Seminggu sudah berlalu, sejak kejadian yang sempat terjadi di Panti Asuhan. Hal itu sedikitpun tidak menyebabkan banyak perubahan. Keduanya terlihat biasa-biasa saja, seolah tidak pernah ada yang terjadi. Semua berjalan normal, seperti biasanya. Selalu ada celotehan tidak berfaedah, begitupun dengan Alvaro yang tak juga berganti status, tetap menjadi budak Bias. Tidak tahu, sampai kapan gadis itu akan memperbudak, dan memperlakukan Alvaro seperti ini. Benar-benar gadis yang kejam.
Sama halnya hari ini, seorang Alvaro dengan pangkat playboy terkenal disekolah dulu sampai sekarang, kini berakhir mengenaskan diruang toilet. Alasannya, tentu saja karena Bias penyebabnya.
Bias tidak pernah berhenti, selalu saja berbuat ulah. Berbagai masalah yang berakhir dengan hukuman dari para guru. Tetap saja, kali ini berbeda. Karena Alvaro yang menjadi sasaran empuk Bias. Menyerahkan semua tugas padanya. Menggantikan Bias mengerjakan hukuman bersama kedua sahabatnya, yang sejak tadi terus menggerutu.
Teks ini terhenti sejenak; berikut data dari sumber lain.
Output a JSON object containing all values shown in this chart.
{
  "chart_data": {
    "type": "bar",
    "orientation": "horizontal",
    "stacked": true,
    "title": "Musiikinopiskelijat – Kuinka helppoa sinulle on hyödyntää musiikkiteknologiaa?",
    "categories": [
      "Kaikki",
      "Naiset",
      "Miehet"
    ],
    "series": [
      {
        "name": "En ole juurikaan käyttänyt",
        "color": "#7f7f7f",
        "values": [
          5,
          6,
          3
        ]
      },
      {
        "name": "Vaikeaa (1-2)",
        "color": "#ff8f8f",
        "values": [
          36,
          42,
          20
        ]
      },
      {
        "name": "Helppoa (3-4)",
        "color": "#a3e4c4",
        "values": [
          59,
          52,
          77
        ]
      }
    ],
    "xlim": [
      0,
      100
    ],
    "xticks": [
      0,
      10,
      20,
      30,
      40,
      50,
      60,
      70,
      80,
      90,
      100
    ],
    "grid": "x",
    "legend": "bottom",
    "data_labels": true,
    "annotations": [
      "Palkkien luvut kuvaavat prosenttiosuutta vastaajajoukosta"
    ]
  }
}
Jangan tanya dimana Bias. Alvaro sama sekali tidak tahu kemana perginya gadis itu. Benar-benar tidak ada rasa tanggung jawab, padahal jelas-jelas ia yang sudah berbuat onar. Memecahkan kaca jendela, karena bermain bola bersama teman-temannya dilapangan. Namun Alvaro yang terkena getahnya, dan berakhir menyedihkan ditempat ini.
#Flashback On
Hari ini Bias benar-benar bosan. Terlebih saat Tarisa memaksanya untuk berdiam diri dibawah pohon dekat lapangan, jangan lupakan buku tebal yang gadis itu berikan padanya. Tarisa sejak tadi terlihat asik dengan buku miliknya, menikmati tiap lebar bacaan yang disukainya. Berbeda dengan Bias, menganggap ini semua adalah kutukan untuknya. Selangkah saja Bias beranjak, mulut bawel Tarisa yang persis mak-emak komplek, akan mengeluarkan segala macam ceramah, yang panjangnya melebihi rel kereta.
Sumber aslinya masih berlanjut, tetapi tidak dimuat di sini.